Dilansir dari laman berita resmi Pemerintah Kota Depok, pengukuran mutu udara dilakukan menggunakan alat Air Quality Monitoring System (AQMS). Pemantauan tersebut diperbarui secara berkala setiap tiga jam sekali.
Kepala DLHK Kota Depok, Reni Siti Nuraeni, mengonfirmasi bahwa berdasarkan pengecekan hingga pertengahan September 2026, kondisi udara akibat abu vulkanik berada dalam status terkendali dan tidak mengkhawatirkan.
Kendati begitu, pihak DLHK mencatat adanya beberapa parameter yang sempat memperlihatkan angka kurang baik, salah satunya kandungan sulfur dioksida ($SO_2$).

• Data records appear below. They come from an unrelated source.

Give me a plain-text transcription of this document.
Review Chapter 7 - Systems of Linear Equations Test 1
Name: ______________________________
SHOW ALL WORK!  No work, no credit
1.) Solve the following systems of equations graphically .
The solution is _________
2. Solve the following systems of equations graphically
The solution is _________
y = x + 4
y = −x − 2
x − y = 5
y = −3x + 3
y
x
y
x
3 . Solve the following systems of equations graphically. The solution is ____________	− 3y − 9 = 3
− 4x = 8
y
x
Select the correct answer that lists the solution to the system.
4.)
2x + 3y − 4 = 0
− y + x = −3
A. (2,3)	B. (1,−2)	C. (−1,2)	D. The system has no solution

Namun, temuan ini lebih disebabkan oleh emisi bahan bakar kendaraan bermotor, bukan imbas erupsi gunung.
Reni mengingatkan agar masyarakat tetap mewaspadai fluktuasi indeks kualitas udara ini. Kelompok rentan seperti anak-anak, lansia, ibu hamil, serta penderita penyakit pernapasan diimbau untuk lebih ekstra menjaga kesehatan.
Sebagai langkah pencegahan awal, warga terkhusus kelompok berisiko disarankan untuk selalu menggunakan masker saat beraktivitas di luar ruangan.